Autores principais:Baptista, Alexandre de Sousa Calaça Pereira
Assunto:Diabetes Cost-effectiveness studies DPP-4 inhibitors Systematic reviews Teses de mestrado - 2015
Ano:2015
País:Portugal
Tipo de documento:dissertação de mestrado
Tipo de acesso:acesso aberto
Instituição associada:Universidade de Lisboa
Idioma:inglês
Origem:Repositório da Universidade de Lisboa
Descrição
Resumo:Regarding this work an actualization has been made to the thesis delivered in January of 2015. As this is a field of rapid evolution a new systematic review has been made in May 2015 with the retrieval of new studies published in the years of 2014 and 2015. This new review did not change the methods and conclusions from the former one. The objectives are to conduct a systematic review of cost-effectiveness, cost-utility and cost-benefit studies of DPP-4 inhibitors for diabetes treatment versus other antidiabetics. Regarding the methods three investigators searched the CRD York, Tufts CEA Registry, MEDLINE databases through May 2015. We revised all potentially relevant titles and abstracts, and subsequently screened full-text articles, according to inclusion criteria.

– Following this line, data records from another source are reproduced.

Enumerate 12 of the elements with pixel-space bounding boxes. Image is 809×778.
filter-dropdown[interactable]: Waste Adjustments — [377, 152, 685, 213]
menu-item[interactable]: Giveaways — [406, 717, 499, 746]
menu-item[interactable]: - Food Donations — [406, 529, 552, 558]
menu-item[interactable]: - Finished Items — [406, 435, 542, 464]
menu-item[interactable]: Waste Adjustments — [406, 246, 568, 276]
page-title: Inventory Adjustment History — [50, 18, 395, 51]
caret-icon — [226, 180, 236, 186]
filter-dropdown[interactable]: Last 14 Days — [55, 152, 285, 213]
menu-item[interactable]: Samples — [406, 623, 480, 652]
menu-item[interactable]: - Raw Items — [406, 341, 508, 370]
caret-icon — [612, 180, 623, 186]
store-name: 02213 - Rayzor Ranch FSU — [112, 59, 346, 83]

The studies should be available as a full-text publication and published in English, French, Spanish, or Portuguese. A critical appraisal of the methodology and reporting was performed using the 35 item version of the BMJ checklist. Regarding the results a total of 295 studies were identified, of which 20 after the 2nd screening. Compared to sulphonylureas, the ICER varied between €924-13,931/QALY for saxagliptin, €5,949-20,350/QALY for sitagliptin and €9,072/QALY for vildagliptin, all as add-on to metformin. Compared to insulin, saxagliptin presented an ICER of €6,100/QALY (with sulphonylurea) and €6,790/QALY (with metformin). Compared to sitagliptin, liraglutide had an ICER that varied between €10,436-32,869/QALY as second line therapy. Finally, a study on GLP-1 agonists established an ICER of €37,463/QALY versus DPP-4 inhibitors. The majority of the studies were based on clinical trials of high quality; differences in ratios were essentially due to differences in the costs of resources across countries. Finally the conclusions are that according to commonly accepted thresholds, DDP-4 inhibitors are cost-effective versus sulphonylureas, and liraglutide versus sitagliptin for diabetes type 2. Recent evidence demonstrates that GLP-1 agonists are cost-effective versus DPP-4 inhibitors, possibly questioning the national current therapeutic guidelines.